Yesterday’s workshop follows the recent Open Internet order in which the agency determined it would apply certain aspects of its Title II authority to the Internet (namely, certain “common carrier” provisions of the Communications Act). The order has broad impact on issues like consumer access to broadband content that have been widely written about. But what the order means for privacy is that the FCC’s rules on “customer proprietary network information” or CPNI, which have historically applied to traditional telephone companies and interconnected VoIP providers, may apply more broadly in some form or fashion to others in the broadband ecosystem—particularly, broadband Internet access providers.
By way of background, CPNI (defined in Section 222(h)(1) of the Communications Act) is information collected by telecommunications carriers about their customers. CPNI includes things like “quantity, technical configuration, type, destination, location, and amount of use of a telecommunications service” that a customer subscribes to and billing information. It is a fairly specific definition, and it doesn’t include personal information like name, phone number, address, etc.

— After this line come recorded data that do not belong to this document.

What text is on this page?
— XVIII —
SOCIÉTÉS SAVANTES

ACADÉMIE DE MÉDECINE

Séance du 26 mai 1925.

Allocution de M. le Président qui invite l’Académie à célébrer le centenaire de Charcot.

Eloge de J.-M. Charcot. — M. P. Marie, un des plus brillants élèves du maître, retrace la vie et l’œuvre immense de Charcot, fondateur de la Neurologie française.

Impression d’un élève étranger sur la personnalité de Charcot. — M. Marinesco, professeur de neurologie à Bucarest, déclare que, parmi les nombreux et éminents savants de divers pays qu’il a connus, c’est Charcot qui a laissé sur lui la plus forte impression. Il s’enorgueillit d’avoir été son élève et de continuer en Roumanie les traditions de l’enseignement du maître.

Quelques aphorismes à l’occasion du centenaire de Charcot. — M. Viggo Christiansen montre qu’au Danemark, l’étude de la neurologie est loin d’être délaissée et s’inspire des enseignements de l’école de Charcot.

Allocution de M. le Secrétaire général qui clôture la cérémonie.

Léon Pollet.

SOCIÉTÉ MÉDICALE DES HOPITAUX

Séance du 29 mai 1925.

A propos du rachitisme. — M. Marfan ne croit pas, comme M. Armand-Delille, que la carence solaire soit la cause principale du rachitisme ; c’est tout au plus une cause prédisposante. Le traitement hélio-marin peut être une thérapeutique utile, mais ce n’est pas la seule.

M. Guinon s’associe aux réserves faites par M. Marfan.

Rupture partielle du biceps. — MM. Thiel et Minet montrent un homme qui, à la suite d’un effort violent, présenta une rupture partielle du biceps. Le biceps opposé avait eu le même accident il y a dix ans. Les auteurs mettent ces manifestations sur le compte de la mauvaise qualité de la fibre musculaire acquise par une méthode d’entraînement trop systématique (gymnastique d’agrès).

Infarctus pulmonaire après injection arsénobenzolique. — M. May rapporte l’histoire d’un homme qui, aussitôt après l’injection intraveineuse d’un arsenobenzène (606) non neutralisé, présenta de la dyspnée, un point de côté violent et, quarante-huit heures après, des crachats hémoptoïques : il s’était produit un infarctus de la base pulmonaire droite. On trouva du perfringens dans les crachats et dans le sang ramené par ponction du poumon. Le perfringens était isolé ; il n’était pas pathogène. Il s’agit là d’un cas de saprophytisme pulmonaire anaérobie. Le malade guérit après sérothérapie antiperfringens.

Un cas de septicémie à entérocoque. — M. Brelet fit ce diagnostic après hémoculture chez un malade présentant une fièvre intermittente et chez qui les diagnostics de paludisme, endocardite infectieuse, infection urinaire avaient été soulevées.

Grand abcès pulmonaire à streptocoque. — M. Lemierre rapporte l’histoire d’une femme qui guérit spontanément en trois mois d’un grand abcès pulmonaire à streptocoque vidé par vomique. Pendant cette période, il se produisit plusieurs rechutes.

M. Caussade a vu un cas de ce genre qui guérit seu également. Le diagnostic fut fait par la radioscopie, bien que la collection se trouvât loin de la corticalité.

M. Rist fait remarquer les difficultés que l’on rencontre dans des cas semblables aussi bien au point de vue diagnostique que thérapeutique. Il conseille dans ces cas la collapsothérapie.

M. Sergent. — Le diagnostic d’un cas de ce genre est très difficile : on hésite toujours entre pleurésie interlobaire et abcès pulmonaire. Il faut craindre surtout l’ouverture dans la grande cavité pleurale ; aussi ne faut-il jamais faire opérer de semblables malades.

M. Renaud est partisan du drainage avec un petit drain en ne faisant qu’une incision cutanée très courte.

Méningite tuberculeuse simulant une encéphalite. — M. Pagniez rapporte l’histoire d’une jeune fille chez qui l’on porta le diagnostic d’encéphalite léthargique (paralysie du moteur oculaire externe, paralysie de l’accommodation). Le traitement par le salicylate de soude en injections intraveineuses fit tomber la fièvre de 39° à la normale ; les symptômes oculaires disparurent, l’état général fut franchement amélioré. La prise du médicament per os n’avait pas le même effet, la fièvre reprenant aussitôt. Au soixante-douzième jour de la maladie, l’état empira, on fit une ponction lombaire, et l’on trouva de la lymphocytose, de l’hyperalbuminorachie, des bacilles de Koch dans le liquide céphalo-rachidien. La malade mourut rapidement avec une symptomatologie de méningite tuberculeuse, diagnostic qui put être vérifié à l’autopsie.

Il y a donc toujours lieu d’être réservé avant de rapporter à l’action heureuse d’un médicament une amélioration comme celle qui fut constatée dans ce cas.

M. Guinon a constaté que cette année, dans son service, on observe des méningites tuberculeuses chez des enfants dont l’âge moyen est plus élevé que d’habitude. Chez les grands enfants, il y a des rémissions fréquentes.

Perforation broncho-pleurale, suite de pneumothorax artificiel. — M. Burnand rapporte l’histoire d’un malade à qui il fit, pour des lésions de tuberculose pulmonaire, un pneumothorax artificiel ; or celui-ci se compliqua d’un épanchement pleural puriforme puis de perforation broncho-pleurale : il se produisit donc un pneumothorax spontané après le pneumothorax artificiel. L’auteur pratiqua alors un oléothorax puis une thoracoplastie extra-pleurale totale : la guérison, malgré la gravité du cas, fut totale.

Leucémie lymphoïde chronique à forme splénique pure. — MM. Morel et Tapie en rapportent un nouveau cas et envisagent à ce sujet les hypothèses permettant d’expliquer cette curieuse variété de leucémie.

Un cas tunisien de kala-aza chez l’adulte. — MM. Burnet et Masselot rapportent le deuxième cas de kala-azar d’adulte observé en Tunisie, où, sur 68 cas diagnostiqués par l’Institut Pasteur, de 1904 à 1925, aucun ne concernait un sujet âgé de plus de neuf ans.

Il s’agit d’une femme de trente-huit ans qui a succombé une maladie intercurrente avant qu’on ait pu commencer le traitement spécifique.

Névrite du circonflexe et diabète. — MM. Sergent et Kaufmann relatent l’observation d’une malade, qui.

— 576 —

Section 222(a) of the Communications Act requires telecommunications carriers to protect the confidentiality of customer information, and Section 222(c) restricts the ability of telecommunication carriers to use, disclose, or permit access to individually identifiable CPNI without the customer’s approval or as required by law.
The Open Internet order makes plain that the FCC intends to apply these CPNI confidentiality provisions (or some form of them) to broadband and broadband Internet access providers. But the FCC will need to adopt new rules to apply the CPNI provisions of the statute in this way.
Yesterday’s workshop started that process with a discussion among stakeholders, though no formal rulemaking has been launched. Panelists discussed the privacy implications of broadband Internet access (for example, the kind of data broadband providers have access to) as well as specific concerns with applying Section 222 to broadband Internet access services. One common theme was the potentially overlapping jurisdiction of the FTC and the FCC in the area of privacy. But, significantly, one thing the FCC brings to the table in this area is general rulemaking authority, which the FTC lacks.
We’ll have to watch and wait to see if a notice of inquiry, notice of proposed rulemaking, or other agency guidance will come.